Profiling Data Generation
In the simulation framework, the AI Engine simulator can generate a profiling report for the complete application. This
report is generated using the flag –profile
.
aiesimulator –pkg-dir=Work –profile
Text files and xml files are generated in the directory aiesimulator_output
. Two types of files are generated
for the tile located in column C and row R. The *_funct
reports the number of calls and number of cycles for each
function. The *_instr
is a report that goes down
to the assembly code. To visualize the report, use the Vitis Analyzer.
vitis_analyzer aiesimulator_output/default.aierun_summary
- Summary
- Reports the total cycle count, total instruction count, and program size in memory.
- Function Reports
- Shows several key indicators, function by function, in a table and
graphs.
- Number of calls
- Total function time (cycles and %)
- Total function + descendant time (cycles and %)
- Min/Avg/Max function time (cycles)
- Min/Avg/Max function + descendant time (cycles)
- Program counter Low/High
- Profile Details
- Shows the assembly code, function by function, with useful precisions. The columns are as shown in the following table.
Column Name | Content |
---|---|
PC | Program counter |
Instruction | Up to 16 bytes for each line |
Assembly | Assembly code mnemonic with the full 7-way instruction word |
Exe-count | Number of times this line has been executed by the processor |
Cycles | Number of cycles required |
User Count | |
Wait States | For some instructions you may have memory conflicts which end up into a number of wait-states |
Relative cycle use within function | Shown as ‘*’ lines where the relative length visually shows the relative cycles use of this instruction within the function |
Relative cycle use within simulation | Shown as ‘*’ lines where the relative length visually shows the
relative cycles use of this instruction within the simulation
(including main() and all functions) |
Relative wait-state use within function | Shown as ‘W’ lines where the relative length visually shows the relative cycles used by wait-states during this instruction within the function |
Relative wait state use within simulation | Shown as ‘*’ lines where the relative length visually shows the
relative cycles used by wait states during this instruction within
the simulation (including main() and all
functions) |
Performance Debug with Profiling Data
Performance improvement of a design should start by optimizing the function that takes most of the cycles. After it is done, you can optimize functions that take less and less proportion of the cycles. For this purpose, the total function time graph will help you in selecting these functions.
For the optimization itself, you can use pragmas (chess_prepare_for_pipelining, chess_loop_range) for the usual pipelining, unrolling of loops. The Profile Details tab provides insight about wait states. Even if your inner-loop is perfectly optimized, you may lose some cycles due to wait-states. These wait-states occur when there are conflicts in resource access.
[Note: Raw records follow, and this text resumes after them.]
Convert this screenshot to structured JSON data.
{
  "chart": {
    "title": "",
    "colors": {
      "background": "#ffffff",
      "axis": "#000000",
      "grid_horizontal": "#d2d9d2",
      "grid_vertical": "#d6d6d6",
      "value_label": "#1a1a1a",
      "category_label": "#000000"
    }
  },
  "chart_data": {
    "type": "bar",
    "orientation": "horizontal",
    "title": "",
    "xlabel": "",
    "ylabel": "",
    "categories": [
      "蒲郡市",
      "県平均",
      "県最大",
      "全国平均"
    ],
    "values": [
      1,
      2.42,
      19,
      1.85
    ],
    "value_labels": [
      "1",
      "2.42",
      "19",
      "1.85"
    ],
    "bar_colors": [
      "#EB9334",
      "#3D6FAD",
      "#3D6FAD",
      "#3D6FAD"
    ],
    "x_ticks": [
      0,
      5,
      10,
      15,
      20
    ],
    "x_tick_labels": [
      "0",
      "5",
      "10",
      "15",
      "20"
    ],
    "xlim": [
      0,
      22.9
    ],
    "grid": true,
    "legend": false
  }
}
- Two reads or one read and one write within the same memory bank, either from the local AI Engine, or two contiguous AI Engines.
- The local AI Engine tries to access a bank (either read or write) while a memory DMA is accessing it for some data transfer.
Here is an example of profile details.
In this screenshot, the inner-loop is first localized with ls and le which are the loop-start and loop-end PC. This inner loop is shown within the blue rectangle. This seems correct as the Exe-Count is much higher on these lines than on the others.
In the second step, an instruction that is constantly taking two clock cycles instead of one, due to wait-states is localized:
- Exe-count = 56
- Cycles = 112
The VMUL instruction takes data in register yd and coefficients in wc0. A load taking seven clock cycles before the data is effectively in the register. The third step is to analyze the code seven clock cycles before the first iteration (3) or within the loop on the previous iteration (3’). You can see here that there are two loads in each case which are on the same bank (all the reads are from the same window in the source code).